EL PAÍS 25 de junio de 2017
El
asesinato de un joven durante una protesta contra Nicolás Maduro cuyas imágenes
han sido ampliamente difundidas muestra sin paños calientes cuál es la actitud
del régimen venezolano ante la crisis institucional que atraviesa el país.
Mientras un agente de la Guardia Nacional Bolivariana disparaba prácticamente a
bocajarro contra David Valenilla, de 22 años, causándole la muerte, el
mandatario aseguraba cínicamente a la prensa internacional que su policía
apenas utiliza contra los manifestantes “agua y gasecito lacrimógeno” porque
las armas mortales “están prohibidas”. La cifra de muertos desde que se
iniciaron las protestas se eleva ya al menos a 76 y aumenta prácticamente a
diario.
Lamentablemente,
Maduro parece cómodamente instalado en esta especie de guerra de baja
intensidad contra los manifestantes a la espera de que la población se amedrente,
o se canse, de una protesta que no le ha hecho variar un milímetro de sus
planes para aferrarse al poder. Por ello, sigue adelante con su convocatoria de
elecciones a una Asamblea Constituyente para el próximo 30 de julio, comicios
desprestigiados en el interior y en el exterior de Venezuela por cuanto suponen
un burdo truco para no acatar la legalidad vigente.
Resulta
absolutamente desgraciado e inaceptable que un país como Venezuela se esté
convirtiendo en un paria internacional.
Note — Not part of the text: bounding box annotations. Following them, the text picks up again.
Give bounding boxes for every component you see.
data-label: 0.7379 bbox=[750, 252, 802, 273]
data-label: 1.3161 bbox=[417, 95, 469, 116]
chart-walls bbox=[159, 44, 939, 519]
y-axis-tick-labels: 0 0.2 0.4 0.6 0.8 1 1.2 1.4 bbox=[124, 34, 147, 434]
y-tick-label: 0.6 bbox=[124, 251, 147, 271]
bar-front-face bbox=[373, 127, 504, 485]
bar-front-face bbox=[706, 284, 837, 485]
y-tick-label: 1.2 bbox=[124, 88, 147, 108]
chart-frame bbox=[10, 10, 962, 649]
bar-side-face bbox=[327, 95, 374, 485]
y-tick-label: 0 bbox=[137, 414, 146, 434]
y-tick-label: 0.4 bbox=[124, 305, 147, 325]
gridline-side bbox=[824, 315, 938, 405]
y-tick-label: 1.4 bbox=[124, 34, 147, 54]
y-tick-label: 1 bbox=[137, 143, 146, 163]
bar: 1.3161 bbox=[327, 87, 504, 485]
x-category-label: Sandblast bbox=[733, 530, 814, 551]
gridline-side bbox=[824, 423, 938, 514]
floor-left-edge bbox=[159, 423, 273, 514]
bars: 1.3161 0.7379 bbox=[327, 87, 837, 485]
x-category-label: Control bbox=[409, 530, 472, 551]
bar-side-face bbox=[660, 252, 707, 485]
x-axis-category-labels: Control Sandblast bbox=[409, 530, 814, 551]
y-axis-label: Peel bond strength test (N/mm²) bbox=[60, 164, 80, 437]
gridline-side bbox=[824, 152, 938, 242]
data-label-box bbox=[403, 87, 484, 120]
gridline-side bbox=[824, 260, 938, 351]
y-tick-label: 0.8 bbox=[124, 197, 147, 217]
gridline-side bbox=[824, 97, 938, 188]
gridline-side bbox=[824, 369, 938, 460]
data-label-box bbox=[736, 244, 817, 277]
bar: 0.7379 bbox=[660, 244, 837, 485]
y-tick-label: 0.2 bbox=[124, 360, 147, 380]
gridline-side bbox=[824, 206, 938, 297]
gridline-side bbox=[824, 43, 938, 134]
El que la Organización de Estados
Americanos (OEA) no haya sacado adelante una condena al régimen de Maduro no
debe llevar a engaño. Basta con comparar la lista de países que han votado en
contra o se han abstenido —entre ellos San Cristóbal y Nieves, San Vicente y
las Granadinas o Granada— con la de quienes pedían una condena —Brasil,
Argentina, México, Colombia, Chile...— para demostrar la soledad de un Nicolás
Maduro empeñado en una sangrienta carrera hacia ninguna parte.